Lean IT at Nationwide: developing 9,000 people
INTERVIEW – At the recent Lean Transformation Summit in Las Vegas, our editor sat down with Nationwide to hear more about the mutual company’s application of lean thinking to IT and how they are working towards getting 9,000 people onboard.
Interview with: Guru Vasudeva, SVP and CIO of Application and Data Services
Roberto Priolo: When did the lean journey of the IT department at Nationwide start, and how?
Guru Vasudeva: It started seven years ago, when I was CIO of one of the business units in the department. My predecessor was trying to create a standardized software development system that all of our business units could use, but that wasn’t our only challenge.
Several departments were starting to take on agile, but they were all doing it differently. It’s great to have diversity and creativity in our approach to development, but ten different ways to deal with projects were starting to create problems. Moreover, it seemed really wasteful.
We came up with the idea of bringing lean thinking and agile together – which meant standardizing agile practices and using lean to scale them. That’s how things began.
RP: What are the main difficulties of getting lean to work in an IT environment?
GV: The application of agile and lean to software engineering is not a new concept, but scaling it to include 25 departments and impact thousands of people is quite the challenge. So, I would say that the first difficulty is certainly scaling. Secondly, how do you quantify the economic value of lean? Without that, it’s hard to prove it is anything more than the initiative of one team. Finally, I believe it is very difficult to understand how to take the methodology and apply it across the board (outside software engineering and into help desk, for example).
RP: You have over 9,000 employees. What’s your approach to people development in such a large organization?
GV: While we mainly focus our efforts on Nationwide’s 5,000 employees, we need to make sure that the 4,000 temporary workers and contractors also receive training (they have to be on board and know the system).
We use a variety of techniques to develop our people. To begin with, we have created working units. The nexus of each unit is the team leader (called a scrum master in software engineering), who is tasked with developing and supporting others in the unit and ensuring standard work is deployed to developers and testers.

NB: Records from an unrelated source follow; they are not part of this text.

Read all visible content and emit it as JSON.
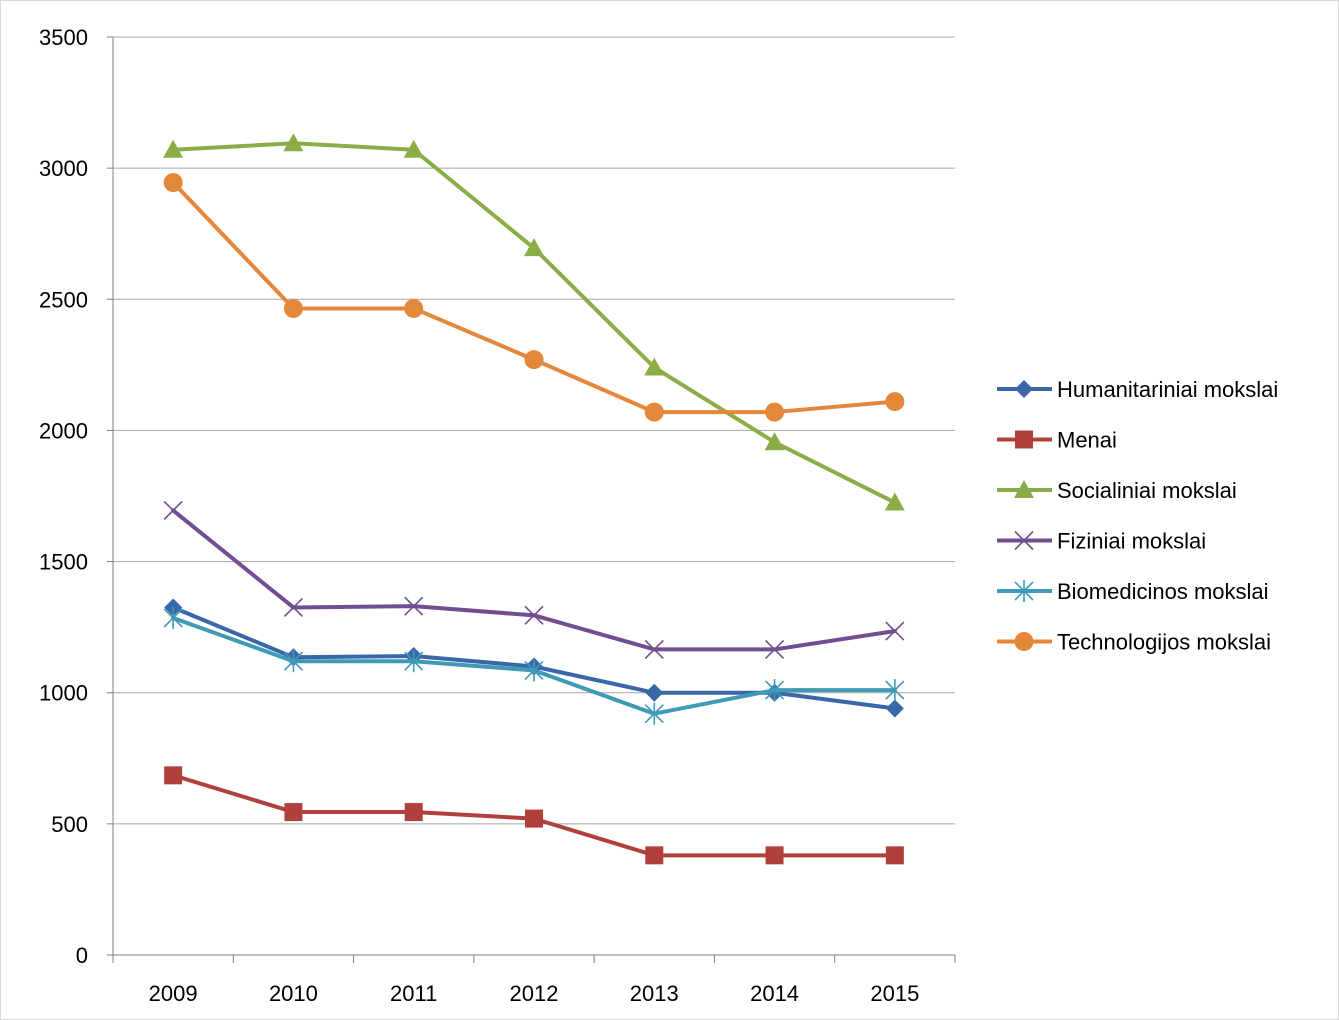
{
  "chart_data": {
    "type": "line",
    "title": "",
    "xlabel": "",
    "ylabel": "",
    "categories": [
      "2009",
      "2010",
      "2011",
      "2012",
      "2013",
      "2014",
      "2015"
    ],
    "ylim": [
      0,
      3500
    ],
    "yticks": [
      0,
      500,
      1000,
      1500,
      2000,
      2500,
      3000,
      3500
    ],
    "grid": "horizontal",
    "legend_position": "right",
    "series": [
      {
        "name": "Humanitariniai mokslai",
        "color": "#3A67A8",
        "marker": "diamond",
        "values": [
          1325,
          1135,
          1140,
          1100,
          1000,
          1000,
          940
        ]
      },
      {
        "name": "Menai",
        "color": "#B1403C",
        "marker": "square",
        "values": [
          685,
          545,
          545,
          520,
          380,
          380,
          380
        ]
      },
      {
        "name": "Socialiniai mokslai",
        "color": "#8BAD48",
        "marker": "triangle",
        "values": [
          3070,
          3095,
          3070,
          2695,
          2240,
          1955,
          1725
        ]
      },
      {
        "name": "Fiziniai mokslai",
        "color": "#714E92",
        "marker": "x",
        "values": [
          1695,
          1325,
          1330,
          1295,
          1165,
          1165,
          1235
        ]
      },
      {
        "name": "Biomedicinos mokslai",
        "color": "#3F9AB6",
        "marker": "star",
        "values": [
          1285,
          1120,
          1120,
          1085,
          920,
          1010,
          1010
        ]
      },
      {
        "name": "Technologijos mokslai",
        "color": "#E5873A",
        "marker": "circle",
        "values": [
          2945,
          2465,
          2465,
          2270,
          2070,
          2070,
          2110
        ]
      }
    ]
  }
}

More recently, we have also started to pay more attention to our onboarding process, getting management more directly involved in it. Every quarter, my direct reports and I meet every newcomer for a day and help them get on board with the culture and the system. That’s how we reinforce the lean message.
We also have gemba walks, of course. Observing common problems and working with A3s is perhaps the most rewarding of all our people development activities.
In parallel, we spend a lot of time training people in different skills. We believe in the adult learning model: 70% of what we learn comes from on-the-job training, 20% from our peers, and only 10% from what we are taught in a classroom. That 70% that takes place at the front line is truly critical to us, and to facilitate it we have begun to pair people up – we use pair programming all the time, which encourages our people to take responsibility for their own development and to step in when their colleagues are not around. We even pair up managers as part of their own onboarding!
Our way of teaching is very organic. For example, we organize Teaching Thursdays, two hours set aside for teaching once a week (participation is entirely voluntary). Each week, we have between 35 and 50 courses; last year, a total of 10,000 people attended them! Our annual in-house technology conference is also quite successful: it sees hundreds of people come together for a day of learning – interestingly those who seem to get more out of it are the people who volunteer to teach!
RP: What have you been able to achieve so far thanks to lean?
GV: We have been reducing defects in the software we develop by 50% year on year. We didn’t exactly focus on the goal, however. Instead, we established a new process to avoid mistakes: test-driven development. First, we write the testing scripts, then the requirements, and then we code. The fact that we already know what we are going to test for and that everything is written for that purpose makes all the difference in the world. We have now taken the new system one step further, automating it and scaling it to several teams, and that’s where the reduction in defects came from.
We have had a few surprises in 2013, which in business nobody really likes, especially when it comes to massive projects of strategic importance. So we focused a lot on preventing them from happening. One of the purposes of our newly developed lean management system is indeed to eliminate unexpected outcomes. Our people often told us they didn’t know how to escalate an issue, or that they felt they didn’t have to flag it up at all. We tried to encourage transparency and get the message across that nobody would be penalized for escalating a problem. We also removed roadblocks and taught people to look for patterns – if problem occurs in one place, how can we change the overall process to ensure it doesn’t occur elsewhere? These measures have had a tremendous impact, and we haven’t recorded any surprises since we introduced them.
RP: How does your approach to visual management reflect the lean management system?
GV: The culture we are trying to build is one of transparency, collaboration, and problem solving, rather than hiding issues or trying to look good at all costs. We are not perfect, of course, but we strive to continuously improve our system by reflecting and learning from mistakes. Visual management is critical to getting there, and it is an expression of our new way of thinking.